Imaginemos al Presidente diciéndoles a los alumnos: “Hoy no vengo a hablarles de política; tampoco vengo a hablarles de mí. Vengo a hablarles de un sueño que compartimos: el sueño de construir entre todos una Argentina de la que ustedes, pero también sus hijos y sus nietos, puedan sentirse orgullosos. Esa Argentina se construye con respeto, con esfuerzo, con decencia y con educación. Se construye con la cabeza, pero también con el corazón abierto. La educación es la herramienta que los hará mejores. Pero también quiero recordarles que cada dificultad es una oportunidad para crecer, aprender y fortalecerse. No teman al fracaso, porque es parte del camino. Cultiven sus talentos y descubran sus pasiones. Aprovechen el conocimiento y la experiencia de sus profesores. Sean curiosos, cuestionen el statu quo y busquen siempre la verdad. Comprométanse con su educación, persigan sus sueños con valentía y nunca pierdan de vista el poder transformador que ustedes tienen para hacer del mundo un lugar mejor”.
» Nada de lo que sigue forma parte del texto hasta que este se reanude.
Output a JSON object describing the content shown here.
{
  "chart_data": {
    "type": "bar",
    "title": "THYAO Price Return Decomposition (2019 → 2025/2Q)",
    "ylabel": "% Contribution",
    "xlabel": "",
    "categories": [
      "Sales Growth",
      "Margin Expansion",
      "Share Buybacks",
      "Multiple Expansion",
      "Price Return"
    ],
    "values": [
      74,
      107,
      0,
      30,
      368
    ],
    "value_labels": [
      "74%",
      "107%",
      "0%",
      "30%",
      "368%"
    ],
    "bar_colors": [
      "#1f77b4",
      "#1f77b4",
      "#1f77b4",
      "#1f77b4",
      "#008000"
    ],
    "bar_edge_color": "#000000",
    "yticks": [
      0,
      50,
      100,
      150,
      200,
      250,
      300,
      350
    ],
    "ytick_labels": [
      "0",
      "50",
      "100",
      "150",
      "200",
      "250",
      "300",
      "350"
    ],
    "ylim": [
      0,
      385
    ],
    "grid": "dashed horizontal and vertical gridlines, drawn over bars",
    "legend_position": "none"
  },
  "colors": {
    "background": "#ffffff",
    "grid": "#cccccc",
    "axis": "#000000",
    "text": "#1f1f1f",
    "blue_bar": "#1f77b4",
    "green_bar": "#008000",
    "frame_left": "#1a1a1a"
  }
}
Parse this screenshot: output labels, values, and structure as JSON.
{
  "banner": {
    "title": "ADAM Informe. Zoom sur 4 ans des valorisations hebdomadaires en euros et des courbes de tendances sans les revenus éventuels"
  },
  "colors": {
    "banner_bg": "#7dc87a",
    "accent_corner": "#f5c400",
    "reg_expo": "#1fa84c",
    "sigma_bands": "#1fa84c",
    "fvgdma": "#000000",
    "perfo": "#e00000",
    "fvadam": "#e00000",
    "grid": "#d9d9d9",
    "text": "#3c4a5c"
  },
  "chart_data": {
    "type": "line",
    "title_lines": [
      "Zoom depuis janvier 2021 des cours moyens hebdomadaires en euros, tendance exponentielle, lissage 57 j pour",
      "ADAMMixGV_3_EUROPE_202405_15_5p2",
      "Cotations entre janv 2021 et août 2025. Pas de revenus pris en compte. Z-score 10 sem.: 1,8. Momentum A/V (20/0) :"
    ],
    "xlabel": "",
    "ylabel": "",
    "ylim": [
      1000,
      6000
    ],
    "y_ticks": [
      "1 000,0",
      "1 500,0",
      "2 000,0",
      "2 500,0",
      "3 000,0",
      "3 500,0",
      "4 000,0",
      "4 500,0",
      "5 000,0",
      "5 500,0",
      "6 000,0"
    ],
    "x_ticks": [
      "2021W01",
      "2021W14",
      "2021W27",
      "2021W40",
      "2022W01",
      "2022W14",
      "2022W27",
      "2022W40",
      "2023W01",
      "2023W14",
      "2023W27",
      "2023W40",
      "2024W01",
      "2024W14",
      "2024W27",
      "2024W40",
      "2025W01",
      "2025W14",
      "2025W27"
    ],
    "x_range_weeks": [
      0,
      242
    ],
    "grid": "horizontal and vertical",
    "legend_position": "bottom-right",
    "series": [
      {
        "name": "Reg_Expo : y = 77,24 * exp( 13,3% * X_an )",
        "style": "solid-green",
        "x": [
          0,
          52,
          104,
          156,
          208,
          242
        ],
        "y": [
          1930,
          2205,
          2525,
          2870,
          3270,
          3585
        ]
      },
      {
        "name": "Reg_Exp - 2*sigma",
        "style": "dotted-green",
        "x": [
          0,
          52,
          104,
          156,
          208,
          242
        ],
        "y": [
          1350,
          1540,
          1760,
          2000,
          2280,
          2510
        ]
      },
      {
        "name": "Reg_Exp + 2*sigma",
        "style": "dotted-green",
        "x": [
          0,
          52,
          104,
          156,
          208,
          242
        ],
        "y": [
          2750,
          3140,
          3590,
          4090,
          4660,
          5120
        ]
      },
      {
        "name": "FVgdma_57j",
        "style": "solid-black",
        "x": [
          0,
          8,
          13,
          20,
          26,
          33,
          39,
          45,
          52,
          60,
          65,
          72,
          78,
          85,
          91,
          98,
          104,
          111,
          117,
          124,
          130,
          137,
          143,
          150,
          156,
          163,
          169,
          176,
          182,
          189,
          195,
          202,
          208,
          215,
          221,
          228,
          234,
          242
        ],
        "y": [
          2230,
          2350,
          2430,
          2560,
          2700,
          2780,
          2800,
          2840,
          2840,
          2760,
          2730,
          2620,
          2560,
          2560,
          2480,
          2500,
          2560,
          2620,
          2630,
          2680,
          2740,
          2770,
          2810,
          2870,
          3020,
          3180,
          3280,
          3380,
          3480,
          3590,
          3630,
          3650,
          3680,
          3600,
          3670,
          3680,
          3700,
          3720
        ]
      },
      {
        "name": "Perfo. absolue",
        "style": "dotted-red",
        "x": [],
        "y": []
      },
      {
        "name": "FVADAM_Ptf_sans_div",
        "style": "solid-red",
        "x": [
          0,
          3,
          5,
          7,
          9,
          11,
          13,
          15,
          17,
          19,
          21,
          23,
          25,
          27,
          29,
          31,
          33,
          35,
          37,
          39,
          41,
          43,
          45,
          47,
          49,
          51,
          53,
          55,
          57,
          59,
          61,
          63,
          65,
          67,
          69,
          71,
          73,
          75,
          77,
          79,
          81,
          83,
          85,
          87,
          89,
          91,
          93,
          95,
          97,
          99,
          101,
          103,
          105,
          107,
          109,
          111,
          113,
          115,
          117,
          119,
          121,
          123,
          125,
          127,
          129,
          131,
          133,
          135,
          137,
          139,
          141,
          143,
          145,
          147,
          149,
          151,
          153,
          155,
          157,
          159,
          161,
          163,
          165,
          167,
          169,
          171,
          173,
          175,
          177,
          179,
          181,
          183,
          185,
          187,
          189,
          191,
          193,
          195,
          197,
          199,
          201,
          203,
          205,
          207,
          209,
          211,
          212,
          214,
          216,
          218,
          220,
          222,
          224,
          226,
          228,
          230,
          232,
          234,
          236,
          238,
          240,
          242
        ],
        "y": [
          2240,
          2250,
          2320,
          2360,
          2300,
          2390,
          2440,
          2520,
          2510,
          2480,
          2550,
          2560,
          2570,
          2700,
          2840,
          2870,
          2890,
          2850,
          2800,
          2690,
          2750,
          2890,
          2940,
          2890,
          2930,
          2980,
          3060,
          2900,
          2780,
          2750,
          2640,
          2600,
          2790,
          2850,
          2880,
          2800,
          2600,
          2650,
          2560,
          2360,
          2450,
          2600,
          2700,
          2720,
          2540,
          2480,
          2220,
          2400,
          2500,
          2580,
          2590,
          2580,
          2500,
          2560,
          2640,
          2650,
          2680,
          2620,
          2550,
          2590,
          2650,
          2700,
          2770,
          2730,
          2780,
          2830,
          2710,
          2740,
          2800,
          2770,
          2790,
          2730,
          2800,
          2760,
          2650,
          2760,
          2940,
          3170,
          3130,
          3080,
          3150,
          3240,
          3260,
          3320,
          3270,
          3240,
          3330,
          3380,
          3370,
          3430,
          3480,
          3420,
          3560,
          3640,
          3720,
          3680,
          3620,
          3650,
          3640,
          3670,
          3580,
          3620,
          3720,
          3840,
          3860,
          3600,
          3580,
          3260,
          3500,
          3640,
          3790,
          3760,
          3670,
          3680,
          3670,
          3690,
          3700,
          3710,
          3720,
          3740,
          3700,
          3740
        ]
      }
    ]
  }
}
Tal vez muchos padres se hubieran sentido más acompañados con ese mensaje de mayor amplitud y de mayor altura, tal vez algo previsible, pero esencialmente adecuado. No era tan difícil: solo había que pedírselo al ChatGPT: “escriba un discurso presidencial para leer frente a estudiantes de un colegio secundario”. El párrafo anterior fue escrito por la inteligencia artificial. Con su ayuda, y en apenas cuarenta segundos, tal vez podamos ahorrarnos futuros derrapes y, de paso, los sueldos de varios asesores.